I saw the last act of "Tannh:auser." I sat in the gloom and the deep stillness, waiting—one minute, two minutes, I do not know exactly how long—then the soft music of the hidden orchestra began to breathe its rich, long sighs out from under the distant stage, and by and by the drop-curtain parted in the middle and was drawn softly aside, disclosing the twilighted wood and a wayside shrine, with a white-robed girl praying and a man standing near. Presently that noble chorus of men's voices was heard approaching, and from that moment until the closing of the curtain it was music, just music—music to make one drunk with pleasure, music to make one take scrip and staff and beg his way round the globe to hear it.

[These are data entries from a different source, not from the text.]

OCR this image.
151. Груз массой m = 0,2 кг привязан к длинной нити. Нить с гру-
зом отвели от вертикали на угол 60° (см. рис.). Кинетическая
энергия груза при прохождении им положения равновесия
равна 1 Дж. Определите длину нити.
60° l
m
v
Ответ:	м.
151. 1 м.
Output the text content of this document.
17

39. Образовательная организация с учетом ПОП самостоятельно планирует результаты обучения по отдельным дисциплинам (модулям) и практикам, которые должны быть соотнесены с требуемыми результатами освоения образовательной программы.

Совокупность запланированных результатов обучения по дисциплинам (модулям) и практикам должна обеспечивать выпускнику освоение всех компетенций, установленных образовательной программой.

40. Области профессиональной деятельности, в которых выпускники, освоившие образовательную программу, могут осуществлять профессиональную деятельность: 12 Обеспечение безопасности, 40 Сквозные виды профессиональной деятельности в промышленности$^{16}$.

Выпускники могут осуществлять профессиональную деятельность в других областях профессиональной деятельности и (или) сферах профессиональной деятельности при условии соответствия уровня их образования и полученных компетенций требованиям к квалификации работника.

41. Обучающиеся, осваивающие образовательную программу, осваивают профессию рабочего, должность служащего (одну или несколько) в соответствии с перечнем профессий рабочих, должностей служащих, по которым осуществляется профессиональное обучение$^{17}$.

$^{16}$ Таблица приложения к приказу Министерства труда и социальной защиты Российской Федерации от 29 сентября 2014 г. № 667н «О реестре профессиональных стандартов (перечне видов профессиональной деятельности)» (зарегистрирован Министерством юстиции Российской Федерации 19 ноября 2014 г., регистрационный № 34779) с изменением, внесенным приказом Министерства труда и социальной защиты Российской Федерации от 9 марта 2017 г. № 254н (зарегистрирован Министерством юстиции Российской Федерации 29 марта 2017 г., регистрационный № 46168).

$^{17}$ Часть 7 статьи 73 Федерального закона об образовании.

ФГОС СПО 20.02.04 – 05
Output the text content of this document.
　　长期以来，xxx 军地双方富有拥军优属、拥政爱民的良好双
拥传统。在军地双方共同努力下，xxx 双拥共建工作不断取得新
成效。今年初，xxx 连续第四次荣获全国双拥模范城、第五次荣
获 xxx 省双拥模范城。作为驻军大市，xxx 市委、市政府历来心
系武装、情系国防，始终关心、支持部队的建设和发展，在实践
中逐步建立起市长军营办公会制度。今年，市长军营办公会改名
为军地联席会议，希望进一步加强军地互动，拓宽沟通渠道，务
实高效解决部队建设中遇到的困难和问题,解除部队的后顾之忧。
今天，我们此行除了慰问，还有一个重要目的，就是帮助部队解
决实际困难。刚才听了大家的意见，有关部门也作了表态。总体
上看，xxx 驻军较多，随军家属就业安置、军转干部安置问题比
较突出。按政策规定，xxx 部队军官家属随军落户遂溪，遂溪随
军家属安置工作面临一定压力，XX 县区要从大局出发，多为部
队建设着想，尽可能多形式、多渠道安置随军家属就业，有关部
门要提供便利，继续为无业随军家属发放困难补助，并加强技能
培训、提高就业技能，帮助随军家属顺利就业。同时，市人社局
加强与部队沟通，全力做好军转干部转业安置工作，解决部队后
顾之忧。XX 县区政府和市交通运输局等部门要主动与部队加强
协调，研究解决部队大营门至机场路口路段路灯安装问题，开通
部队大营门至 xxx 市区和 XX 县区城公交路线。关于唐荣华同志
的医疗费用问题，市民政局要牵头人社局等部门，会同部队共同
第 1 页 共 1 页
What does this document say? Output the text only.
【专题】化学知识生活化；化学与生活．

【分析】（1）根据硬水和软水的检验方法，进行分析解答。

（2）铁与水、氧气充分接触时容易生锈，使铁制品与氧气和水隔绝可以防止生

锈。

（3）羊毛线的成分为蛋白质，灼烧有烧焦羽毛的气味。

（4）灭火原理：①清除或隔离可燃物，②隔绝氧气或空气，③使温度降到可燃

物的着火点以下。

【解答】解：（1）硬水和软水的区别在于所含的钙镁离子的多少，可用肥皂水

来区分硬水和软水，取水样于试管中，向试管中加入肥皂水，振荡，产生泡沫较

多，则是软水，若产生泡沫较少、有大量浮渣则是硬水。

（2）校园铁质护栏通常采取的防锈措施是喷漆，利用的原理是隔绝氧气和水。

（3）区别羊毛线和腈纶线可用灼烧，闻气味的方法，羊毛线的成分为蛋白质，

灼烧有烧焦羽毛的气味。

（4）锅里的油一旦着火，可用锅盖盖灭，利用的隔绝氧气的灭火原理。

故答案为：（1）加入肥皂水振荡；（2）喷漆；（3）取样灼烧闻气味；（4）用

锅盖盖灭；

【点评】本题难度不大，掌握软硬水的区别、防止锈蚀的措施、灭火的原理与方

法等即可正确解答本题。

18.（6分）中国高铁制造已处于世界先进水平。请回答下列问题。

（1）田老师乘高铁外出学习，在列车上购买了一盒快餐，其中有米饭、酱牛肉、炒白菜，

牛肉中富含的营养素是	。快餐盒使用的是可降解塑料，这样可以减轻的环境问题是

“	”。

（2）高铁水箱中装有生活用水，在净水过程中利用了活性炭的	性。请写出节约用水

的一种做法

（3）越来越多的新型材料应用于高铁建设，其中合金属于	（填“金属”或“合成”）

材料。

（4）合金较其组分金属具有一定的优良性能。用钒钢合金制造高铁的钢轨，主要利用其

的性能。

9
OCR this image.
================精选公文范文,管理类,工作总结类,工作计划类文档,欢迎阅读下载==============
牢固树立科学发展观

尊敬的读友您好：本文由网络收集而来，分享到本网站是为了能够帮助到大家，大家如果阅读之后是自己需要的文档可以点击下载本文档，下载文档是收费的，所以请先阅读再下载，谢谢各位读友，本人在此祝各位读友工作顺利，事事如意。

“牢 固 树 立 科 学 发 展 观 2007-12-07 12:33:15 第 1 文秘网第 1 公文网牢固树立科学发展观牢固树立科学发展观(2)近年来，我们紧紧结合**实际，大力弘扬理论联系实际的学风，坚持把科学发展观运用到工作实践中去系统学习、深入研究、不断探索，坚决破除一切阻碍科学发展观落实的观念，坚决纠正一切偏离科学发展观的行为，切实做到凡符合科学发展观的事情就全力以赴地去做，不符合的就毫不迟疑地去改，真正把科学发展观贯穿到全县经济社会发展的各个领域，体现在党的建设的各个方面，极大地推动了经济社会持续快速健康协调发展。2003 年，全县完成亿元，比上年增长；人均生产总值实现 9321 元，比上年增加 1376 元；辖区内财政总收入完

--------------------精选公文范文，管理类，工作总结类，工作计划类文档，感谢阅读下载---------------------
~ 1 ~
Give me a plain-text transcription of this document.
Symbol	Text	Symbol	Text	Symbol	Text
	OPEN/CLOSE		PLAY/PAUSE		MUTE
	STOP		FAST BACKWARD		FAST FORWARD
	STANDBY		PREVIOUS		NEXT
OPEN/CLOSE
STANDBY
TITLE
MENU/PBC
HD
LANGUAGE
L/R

To such as are intending to come here in the Wagner season next year I wish to say, bring your dinner-pail with you. If you do, you will never cease to be thankful. If you do not, you will find it a hard fight to save yourself from famishing in Bayreuth. Bayreuth is merely a large village, and has no very large hotels or eating-houses. The principal inns are the Golden Anchor and the Sun. At either of these places you can get an excellent meal—no, I mean you can go there and see other people get it. There is no charge for this. The town is littered with restaurants, but they are small and bad, and they are overdriven with custom. You must secure a table hours beforehand, and often when you arrive you will find somebody occupying it. We have had this experience. We have had a daily scramble for life; and when I say we, I include shoals of people. I have the impression that the only people who do not have to scramble are the veterans—the disciples who have been here before and know the ropes. I think they arrive about a week before the first opera, and engage all the tables for the season. My tribe had tried all kinds of places—some outside of the town, a mile or two—and have captured only nibblings and odds and ends, never in any instance a complete and satisfying meal. Digestible? No, the reverse. These odds and ends are going to serve as souvenirs of Bayreuth, and in that regard their value is not to be overestimated. Photographs fade, bric-a-brac gets lost, busts of Wagner get broken, but once you absorb a Bayreuth-restaurant meal it is your possession and your property until the time comes to embalm the rest of you. Some of these pilgrims here become, in effect, cabinets; cabinets of souvenirs of Bayreuth. It is believed among scientists that you could examine the crop of a dead Bayreuth pilgrim anywhere in the earth and tell where he came from. But I like this ballast. I think a "Hermitage" scrap-up at eight in the evening, when all the famine-breeders have been there and laid in their mementoes and gone, is the quietest thing you can lay on your keelson except gravel.